とあり、『俳家奇人談』には「野々口立圃、初名親重、俗姓雛屋市兵衛」とある。屋号と思われる「雛屋」が俗姓とされている。
 松江重頼はウィキペディアによれば「京都の裕福な撰糸商人」とあり、武士ではなかった。『俳家奇人談』には「松江重頼、俗名大文字屋治右衛門、俳名維舟といふ。」とある。「姓」だったと思われるが特に書いていない。
 ここまで見ると「姓」は屋号も含めた一種の通名としても姓のことを言っていると思われる。
 さて、それでは芭蕉はどうかというと、まず名前を「松尾桃青」と記していて今日のように「松尾芭蕉」とは呼んでいない。「松尾芭蕉」という呼び名がいつ頃から用いられるようになったかは興味深いテーマだが、なかなか調べるのも大変なので今は保留する。
 芭蕉の俳号は桃青で、自らの住居を芭蕉庵と称したことで芭蕉庵桃青となり、自ら句の下に「はせを」と署名するようになった。それに出自を示す松尾の苗字を冠し、松尾桃青になったものと思われる。
 『俳家奇人談』には「松尾忠左衛門は、伊賀上野藤堂何某の近臣なり。」とだけあり「姓」とは記されてない。
 ちなみに伊賀の松尾氏は桓武平氏に端を発する柘植氏の系譜を引くから、芭蕉に本来の意味での姓があったとしたら「平」ではなかったかと思われる。世が世なら平宗房(たいらのむねふさ)になっていたか。
 其角の場合は『俳家奇人談』には「榎本其角」になっているが、「榎本(母方の姓、後改姓宝井)其角は、竹下東順が子也」とあり、途中で改姓している。ここで「姓」は途中で変えられるものだということがわかる。
 『続俳家奇人談』の「谷口蕪村」のところにも、「谷口蕪村は別姓与謝」とある。ウィキペディアには「本姓は谷口、あるいは谷」で、「丹後を歴遊し42歳の頃京都に居を構えた。この頃与謝を名乗るようになる。母親が丹後与謝の出身だから名乗ったという説もあるが定かではない。」とある。蕪村も姓を途中で変えたといっていいだろう。

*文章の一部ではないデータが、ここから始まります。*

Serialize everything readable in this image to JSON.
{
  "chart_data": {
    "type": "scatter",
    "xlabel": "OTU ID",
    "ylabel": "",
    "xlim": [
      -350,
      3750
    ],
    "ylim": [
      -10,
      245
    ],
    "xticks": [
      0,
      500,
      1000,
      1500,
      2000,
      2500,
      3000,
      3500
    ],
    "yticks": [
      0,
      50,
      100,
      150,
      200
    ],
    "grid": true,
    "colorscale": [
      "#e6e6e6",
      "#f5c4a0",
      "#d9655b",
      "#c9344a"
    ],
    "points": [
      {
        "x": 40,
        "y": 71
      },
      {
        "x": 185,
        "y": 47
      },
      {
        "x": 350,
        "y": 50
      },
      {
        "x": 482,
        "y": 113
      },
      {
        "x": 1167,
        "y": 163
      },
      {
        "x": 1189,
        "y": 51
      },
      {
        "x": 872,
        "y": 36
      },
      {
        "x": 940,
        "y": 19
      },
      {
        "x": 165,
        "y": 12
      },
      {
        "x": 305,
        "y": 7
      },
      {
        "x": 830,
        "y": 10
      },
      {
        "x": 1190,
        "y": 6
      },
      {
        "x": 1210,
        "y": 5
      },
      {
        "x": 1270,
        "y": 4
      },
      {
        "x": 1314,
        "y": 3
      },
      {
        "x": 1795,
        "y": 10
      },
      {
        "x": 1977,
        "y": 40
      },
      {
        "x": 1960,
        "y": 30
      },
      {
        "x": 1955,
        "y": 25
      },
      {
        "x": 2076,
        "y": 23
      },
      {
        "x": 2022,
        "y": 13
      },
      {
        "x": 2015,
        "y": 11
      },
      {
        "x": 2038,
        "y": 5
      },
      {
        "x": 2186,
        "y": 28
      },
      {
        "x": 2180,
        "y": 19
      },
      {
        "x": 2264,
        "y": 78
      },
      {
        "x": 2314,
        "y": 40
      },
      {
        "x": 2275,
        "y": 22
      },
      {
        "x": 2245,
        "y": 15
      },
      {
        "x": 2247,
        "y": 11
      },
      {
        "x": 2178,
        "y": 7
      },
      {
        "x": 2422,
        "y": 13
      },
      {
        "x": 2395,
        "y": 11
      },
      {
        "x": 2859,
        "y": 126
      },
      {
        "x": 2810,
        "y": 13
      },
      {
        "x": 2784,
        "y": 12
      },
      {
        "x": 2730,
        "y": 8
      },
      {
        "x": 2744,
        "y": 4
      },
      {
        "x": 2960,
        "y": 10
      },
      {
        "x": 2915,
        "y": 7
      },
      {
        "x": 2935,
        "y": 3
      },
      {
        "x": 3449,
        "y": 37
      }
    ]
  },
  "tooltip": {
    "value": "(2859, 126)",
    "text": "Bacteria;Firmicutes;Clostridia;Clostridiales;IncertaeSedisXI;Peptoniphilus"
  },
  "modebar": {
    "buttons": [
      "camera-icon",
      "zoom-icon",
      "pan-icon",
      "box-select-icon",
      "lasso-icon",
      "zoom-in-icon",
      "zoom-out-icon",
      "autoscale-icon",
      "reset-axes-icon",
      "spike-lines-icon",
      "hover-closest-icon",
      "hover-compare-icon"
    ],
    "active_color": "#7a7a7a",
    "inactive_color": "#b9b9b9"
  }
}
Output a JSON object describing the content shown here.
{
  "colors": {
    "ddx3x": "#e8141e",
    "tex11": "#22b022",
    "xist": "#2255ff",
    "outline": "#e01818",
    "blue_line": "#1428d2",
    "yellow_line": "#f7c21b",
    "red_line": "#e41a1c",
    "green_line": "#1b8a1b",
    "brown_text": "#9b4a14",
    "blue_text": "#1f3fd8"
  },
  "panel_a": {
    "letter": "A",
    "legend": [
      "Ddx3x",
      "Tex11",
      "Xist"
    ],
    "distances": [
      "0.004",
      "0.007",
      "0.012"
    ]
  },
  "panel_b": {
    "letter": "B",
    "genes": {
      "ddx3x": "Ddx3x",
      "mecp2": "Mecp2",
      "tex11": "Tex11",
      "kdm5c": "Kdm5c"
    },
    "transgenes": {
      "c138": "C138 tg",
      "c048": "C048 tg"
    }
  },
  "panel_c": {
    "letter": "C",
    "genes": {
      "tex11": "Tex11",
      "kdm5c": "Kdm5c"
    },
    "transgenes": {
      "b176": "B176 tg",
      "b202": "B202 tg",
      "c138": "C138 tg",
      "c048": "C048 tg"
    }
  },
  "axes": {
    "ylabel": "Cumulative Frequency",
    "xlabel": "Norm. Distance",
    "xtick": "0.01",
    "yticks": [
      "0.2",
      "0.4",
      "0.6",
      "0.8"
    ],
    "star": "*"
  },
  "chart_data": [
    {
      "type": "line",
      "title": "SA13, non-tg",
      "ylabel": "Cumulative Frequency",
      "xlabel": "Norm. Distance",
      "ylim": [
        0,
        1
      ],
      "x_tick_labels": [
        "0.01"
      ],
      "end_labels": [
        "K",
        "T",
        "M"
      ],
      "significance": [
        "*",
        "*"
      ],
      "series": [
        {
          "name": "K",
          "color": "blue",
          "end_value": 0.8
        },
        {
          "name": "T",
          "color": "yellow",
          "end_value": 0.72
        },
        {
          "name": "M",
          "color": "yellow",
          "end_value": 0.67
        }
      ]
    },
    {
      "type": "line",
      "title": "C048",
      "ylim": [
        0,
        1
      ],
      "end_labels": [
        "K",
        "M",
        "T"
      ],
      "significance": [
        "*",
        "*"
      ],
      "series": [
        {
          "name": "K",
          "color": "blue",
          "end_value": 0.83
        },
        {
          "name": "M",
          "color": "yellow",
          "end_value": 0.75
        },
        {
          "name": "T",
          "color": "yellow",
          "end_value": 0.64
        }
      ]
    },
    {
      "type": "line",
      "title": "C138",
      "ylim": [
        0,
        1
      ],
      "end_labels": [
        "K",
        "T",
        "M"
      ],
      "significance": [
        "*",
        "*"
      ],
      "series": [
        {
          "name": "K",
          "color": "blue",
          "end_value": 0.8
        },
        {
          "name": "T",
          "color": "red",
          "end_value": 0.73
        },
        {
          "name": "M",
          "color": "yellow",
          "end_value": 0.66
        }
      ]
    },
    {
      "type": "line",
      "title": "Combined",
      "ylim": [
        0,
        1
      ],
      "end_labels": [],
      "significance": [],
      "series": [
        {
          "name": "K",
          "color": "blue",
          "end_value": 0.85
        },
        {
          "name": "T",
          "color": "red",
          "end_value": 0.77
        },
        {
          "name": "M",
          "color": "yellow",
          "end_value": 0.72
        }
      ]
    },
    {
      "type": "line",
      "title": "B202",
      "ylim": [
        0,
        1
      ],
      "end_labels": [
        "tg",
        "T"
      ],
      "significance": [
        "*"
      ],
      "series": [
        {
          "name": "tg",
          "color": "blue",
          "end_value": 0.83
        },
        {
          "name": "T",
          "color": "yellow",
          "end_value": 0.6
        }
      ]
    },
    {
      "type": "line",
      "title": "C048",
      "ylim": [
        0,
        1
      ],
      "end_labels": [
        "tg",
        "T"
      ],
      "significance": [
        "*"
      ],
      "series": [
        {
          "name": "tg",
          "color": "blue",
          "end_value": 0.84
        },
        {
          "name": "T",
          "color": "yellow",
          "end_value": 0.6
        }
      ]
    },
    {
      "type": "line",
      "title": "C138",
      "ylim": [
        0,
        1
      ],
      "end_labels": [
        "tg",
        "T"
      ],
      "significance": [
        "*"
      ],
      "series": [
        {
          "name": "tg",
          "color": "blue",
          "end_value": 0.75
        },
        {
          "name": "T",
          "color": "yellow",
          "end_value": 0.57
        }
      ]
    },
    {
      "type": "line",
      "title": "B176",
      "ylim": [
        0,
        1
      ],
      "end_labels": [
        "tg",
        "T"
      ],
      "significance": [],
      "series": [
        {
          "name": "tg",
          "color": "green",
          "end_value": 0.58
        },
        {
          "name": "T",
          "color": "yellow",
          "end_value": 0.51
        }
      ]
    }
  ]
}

 ここでいう「姓」が途中で変えられるという性格を持っている以上、やはり本来の姓でも武家の苗字でもない、一種の通名と考えるのが妥当であろう。
 それではこの通名としての「姓」は夫婦同姓だったのかどうかというと、それもよくわからない。女性の俳諧師は姓も苗字も記されていない。唯一の例外が田氏捨女で、「捨女は丹波の国田氏の娘なり」とある。結婚して苗字が変わったなら田氏ではなくなるが、「はたちの春宗族へ嫁して、ほどなく嬛(やもめ)となる。」とある。「宗族」は同じ田氏に嫁いだということなのか、出戻りだから田氏に戻ったのか、よくわからない。
 江戸時代の人の名前というのはなかなか難しい。年齢によっても名前を変えてゆくし、俳号と僧名を使い分けたり、奥が深い。
 近代のような戸籍上の本名というのがなかった時代だと、デスノートにはどの名前を記せばいいのか謎だ。